= Social Security Tribunal of Canada =

Canadian tribunal

Social Security Tribunal of Canada (formerly Canada Pension Plan / Old Age Security Review Tribunals) is a Canadian independent body that is mandated to hear quasi-judicial issues regarding the Canada Pension Plan (CPP), Old Age Security (OAS), and the Employment Insurance Act (EI).

== Role ==
The body is an independent quasi-judicial board that is mandated to hear appeals of decisions made in regards to CPP, OAS, and EI by Employment and Social Development Canada (ESDC), Service Canada and the Canada Employment Insurance Commission. Decisions are made by a single maker called a "tribunal member." The tribunal is made up of a general division and appeal division.

==History==

=== Employment Insurance Board of Referees ===
The Employment Insurance Board of Referees was made up of around 1,000 part-time members and 32 umpires. Decisions were made by a three-person panel, with appeals to one of the umpires.

=== Office of the Commissioner of Review Tribunals ===
The Office of the Commissioner of Review Tribunals (OCRT) was responsible for the administration of the Review Tribunal level of appeal under the Canada Pension Plan starting in December 1991. In 1995, Review Tribunals were entrusted with final appeals under the Old Age Security Act.

Each appeal was heard by three members chosen by the Commissioner of Review Tribunals from a panel appointed by the Governor-in-Council. A review tribunal was chaired by a lawyer and where a disability benefit was at issue, one panel member had to be a member of a prescribed health profession.

=== Social Security Tribunal of Canada ===
In May 2012, the Government of Canada under Stephen Harper announced that the government would replace the review tribunal with a newly formed Social Security Tribunal of Canada, which would be made up of 74 members. The change was implemented in April 2013. The new body was tasked with hearing all appeals of CPP, OAS, and EI decisions. The tribunal was to be made up of 34 adjudicators located across the country. The government said it would bring taxpayers $25 million a year in savings by consolidating the appeals process.

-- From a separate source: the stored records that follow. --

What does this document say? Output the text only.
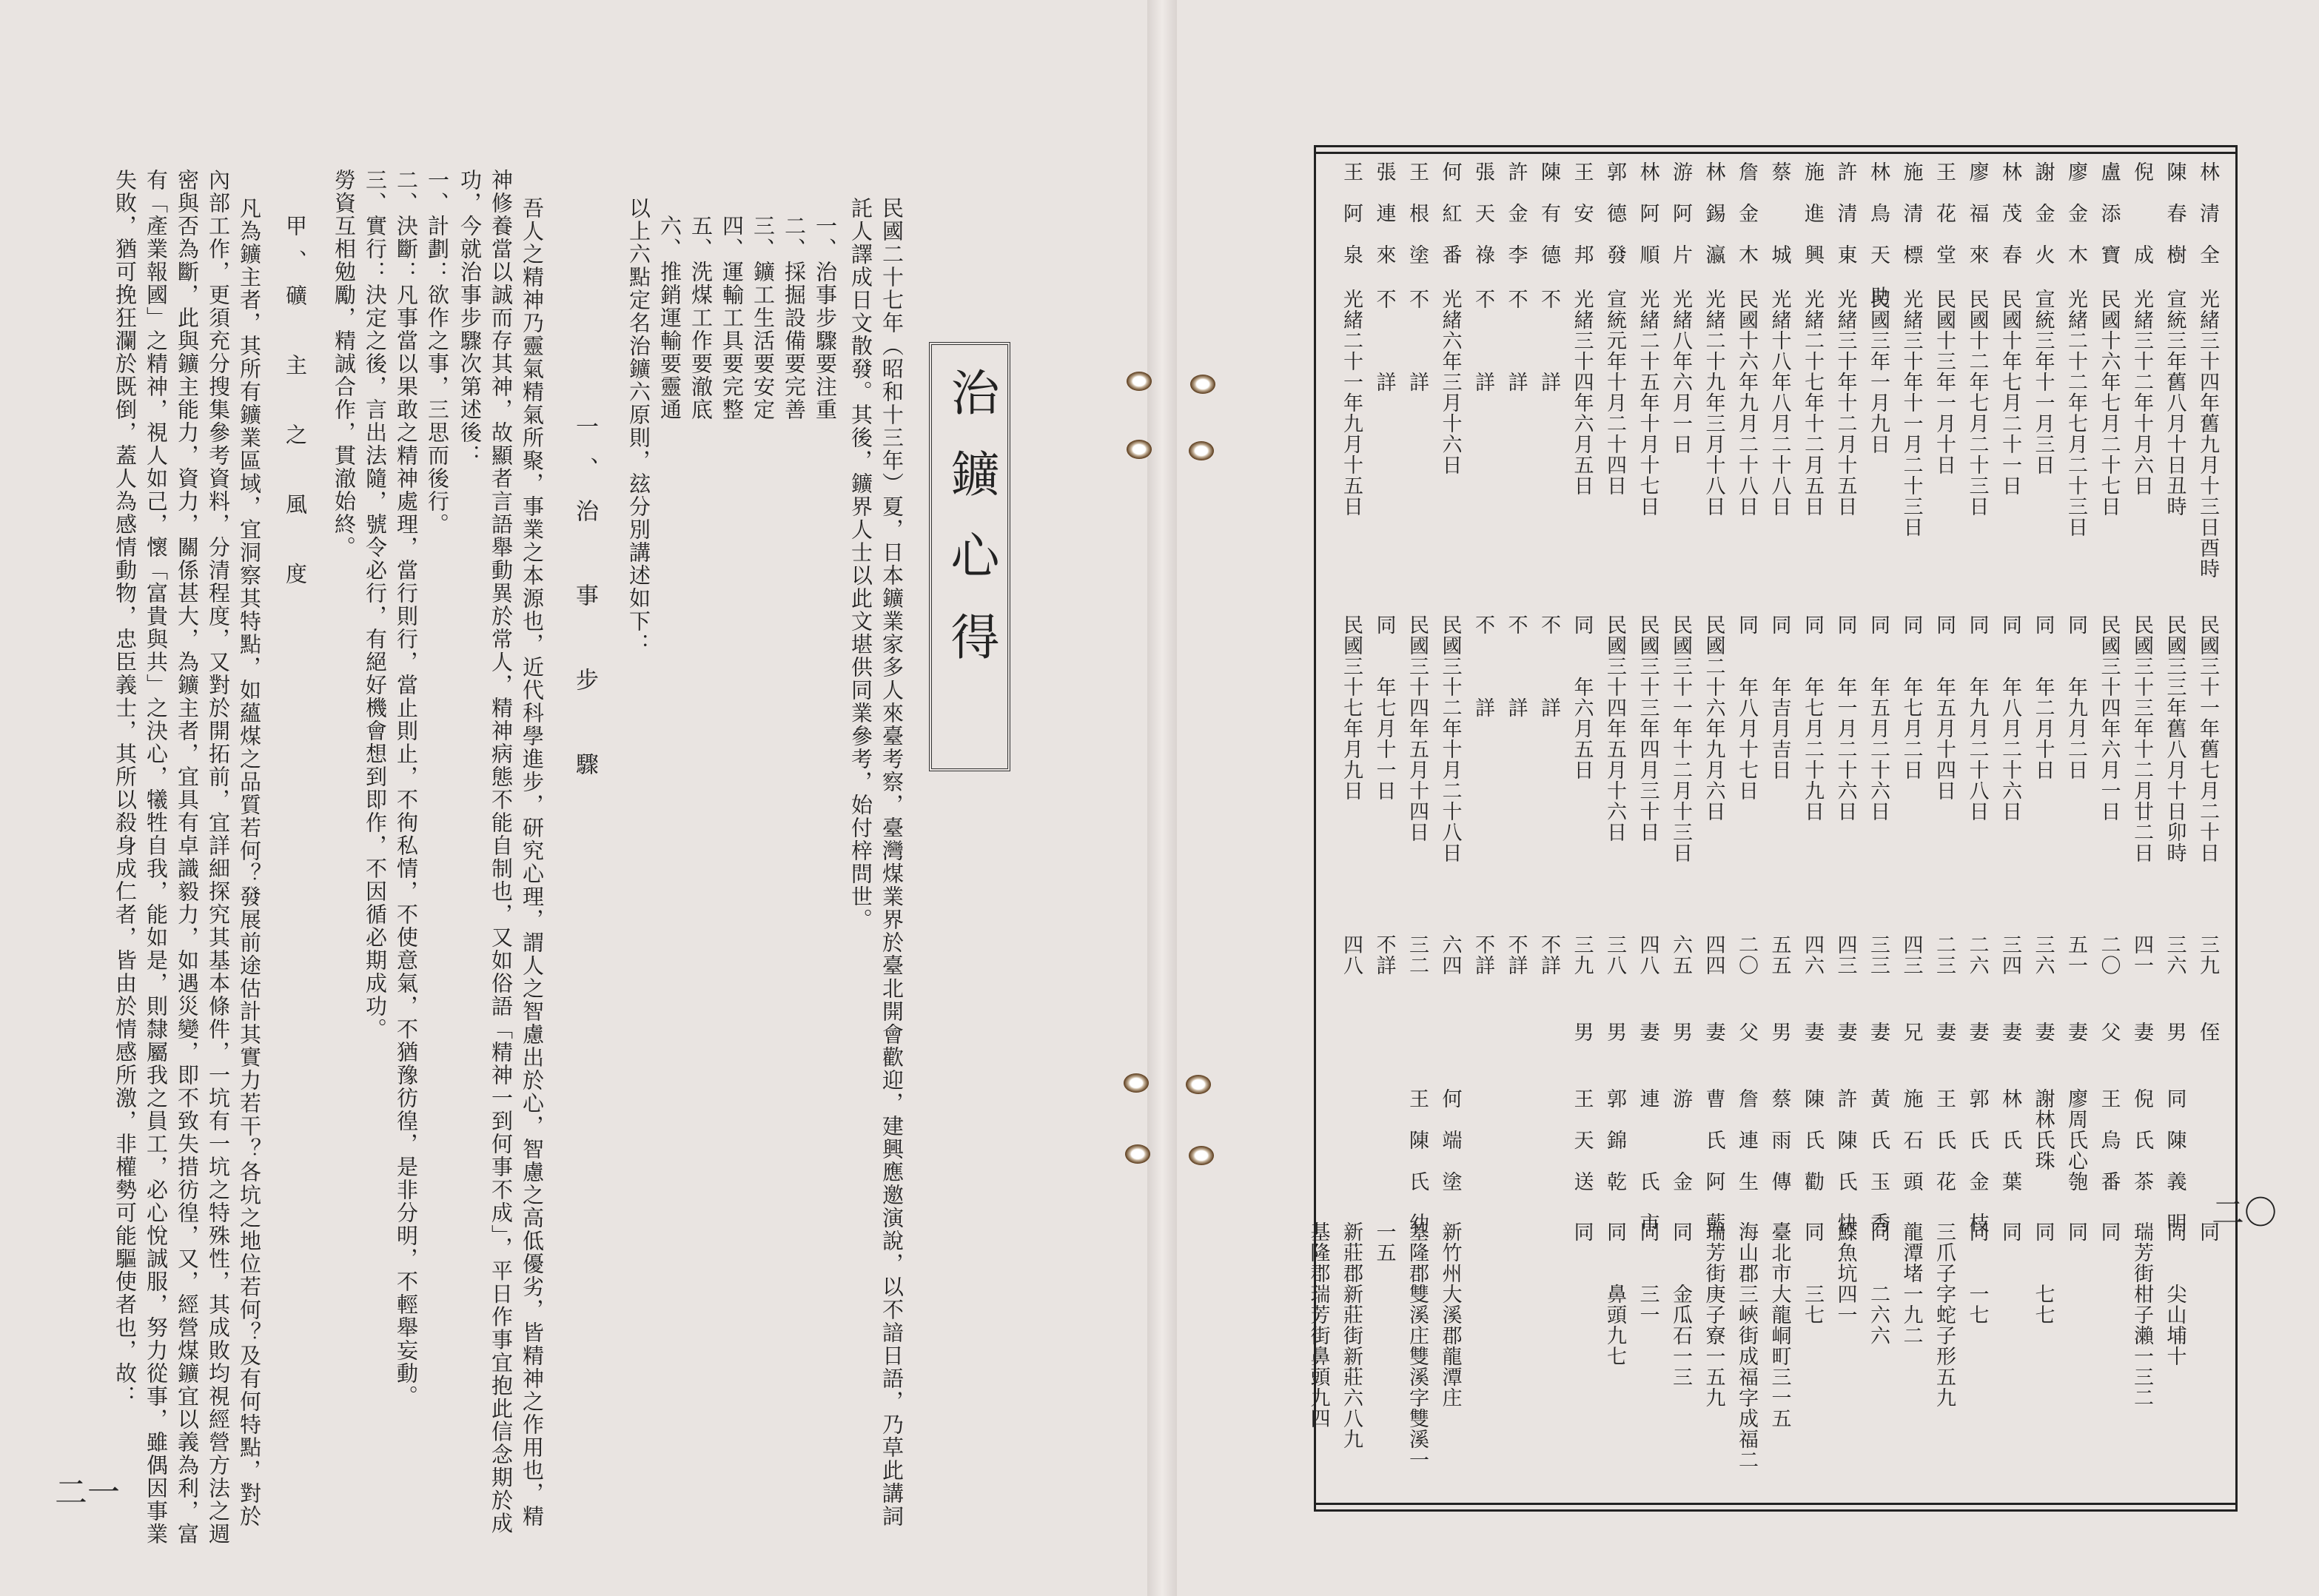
治鑛心得
民國二十七年（昭和十三年）夏，日本鑛業家多人來臺考察，臺灣煤業界於臺北開會歡迎，建興應邀演說，以不諳日語，乃草此講詞
託人譯成日文散發。其後，鑛界人士以此文堪供同業參考，始付梓問世。
一、治事步驟要注重
二、採掘設備要完善
三、鑛工生活要安定
四、運輸工具要完整
五、洗煤工作要澈底
六、推銷運輸要靈通
以上六點定名治鑛六原則，玆分別講述如下：
一、治　事　步　驟
吾人之精神乃靈氣精氣所聚，事業之本源也，近代科學進步，研究心理，謂人之智慮出於心，智慮之高低優劣，皆精神之作用也，精
神修養當以誠而存其神，故顯者言語舉動異於常人，精神病態不能自制也，又如俗語「精神一到何事不成」，平日作事宜抱此信念期於成
功，今就治事步驟次第述後：
一、計劃：欲作之事，三思而後行。
二、決斷：凡事當以果敢之精神處理，當行則行，當止則止，不徇私情，不使意氣，不猶豫彷徨，是非分明，不輕舉妄動。
三、實行：決定之後，言出法隨，號令必行，有絕好機會想到即作，不因循必期成功。
勞資互相勉勵，精誠合作，貫澈始終。
甲、礦　主　之　風　度
凡為鑛主者，其所有鑛業區域，宜洞察其特點，如蘊煤之品質若何？發展前途估計其實力若干？各坑之地位若何？及有何特點，對於
內部工作，更須充分搜集參考資料，分清程度，又對於開拓前，宜詳細探究其基本條件，一坑有一坑之特殊性，其成敗均視經營方法之週
密與否為斷，此與鑛主能力，資力，關係甚大，為鑛主者，宜具有卓識毅力，如遇災變，即不致失措彷徨，又，經營煤鑛宜以義為利，富
有「產業報國」之精神，視人如己，懷「富貴與共」之決心，犧牲自我，能如是，則隸屬我之員工，必心悅誠服，努力從事，雖偶因事業
失敗，猶可挽狂瀾於既倒，蓋人為感情動物，忠臣義士，其所以殺身成仁者，皆由於情感所激，非權勢可能驅使者也，故：
二一
二〇
林　清　全
光緒三十四年舊九月十三日酉時
民國三十一年舊七月二十日
三九
侄
同
陳　春　樹
宣統三年舊八月十日丑時
民國三三年舊八月十日卯時
三六
男
同　陳　義　明
同　　尖山埔十
倪　　　成
光緒三十二年十月六日
民國三十三年十二月廿二日
四一
妻
倪　氏　茶
瑞芳街柑子瀨一三二
盧　添　寶
民國十六年七月二十七日
民國三十四年六月一日
二〇
父
王　烏　番
同
廖　金　木
光緒二十二年七月二十三日
同　　年九月二日
五一
妻
廖周氏心匏
同
謝　金　火
宣統三年十一月三日
同　　年二月十日
三六
妻
謝林氏珠
同　　七七
林　茂　春
民國十年七月二十一日
同　　年八月二十六日
三四
妻
林　氏　葉
同
廖　福　來
民國十二年七月二十三日
同　　年九月二十八日
二六
妻
郭　氏　金　枝
同　　一七
王　花　堂
民國十三年一月十日
同　　年五月十四日
二三
妻
王　氏　花
三爪子字蛇子形五九
施　清　標
光緒三十年十一月二十三日
同　　年七月二日
四三
兄
施　石　頭
龍潭堵一九二
林　鳥　天　助
民國三年一月九日
同　　年五月二十六日
三三
妻
黃　氏　玉　秀
同　　二六六
許　清　東
光緒三十年十二月十五日
同　　年一月二十六日
四三
妻
許　陳　氏　快
鰈魚坑四一
施　進　興
光緒二十七年十二月五日
同　　年七月二十九日
四六
妻
陳　氏　勸
同　　三七
蔡　　　城
光緒十八年八月二十八日
同　　年吉月吉日
五五
男
蔡　雨　傳
臺北市大龍峒町三一五
詹　金　木
民國十六年九月二十八日
同　　年八月十七日
二〇
父
詹　連　生
海山郡三峽街成福字成福二
林　錫　瀛
光緒二十九年三月十八日
民國二十六年九月六日
四四
妻
曹　氏　阿　藍
瑞芳街庚子寮一五九
游　阿　片
光緒八年六月一日
民國三十一年十二月十三日
六五
男
游　　　金
同　　金瓜石一三
林　阿　順
光緒二十五年十月十七日
民國三十三年四月三十日
四八
妻
連　　　氏　市
同　　三一
郭　德　發
宣統元年十月二十四日
民國三十四年五月十六日
三八
男
郭　錦　乾
同　　鼻頭九七
王　安　邦
光緒三十四年六月五日
同　　年六月五日
三九
男
王　天　送
同
陳　有　德
不　　　詳
不　　　詳
不詳
許　金　李
不　　　詳
不　　　詳
不詳
張　天　祿
不　　　詳
不　　　詳
不詳
何　紅　番
光緒六年三月十六日
民國三十二年十月二十八日
六四
何　端　塗
新竹州大溪郡龍潭庄
王　根　塗
不　　　詳
民國三十四年五月十四日
三二
王　陳　氏　幼
基隆郡雙溪庄雙溪字雙溪一
張　連　來
不　　　詳
同　　年七月十一日
不詳
一五
王　阿　泉
光緒二十一年九月十五日
民國三十七年月九日
四八
新莊郡新莊街新莊六八九
基隆郡瑞芳街鼻頭九四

In May 2013, after the tribunal was filled, it was reported that at least half of the 46 full-time members of the tribunal had ties to the Conservative Party of Canada. In September 2014, a 50-member "spike unit" was set up to help with a backlog of appeals involving EI and other decisions. The unit was intended to last until March 2015. By January 2016, the spike unit had still not disbanded.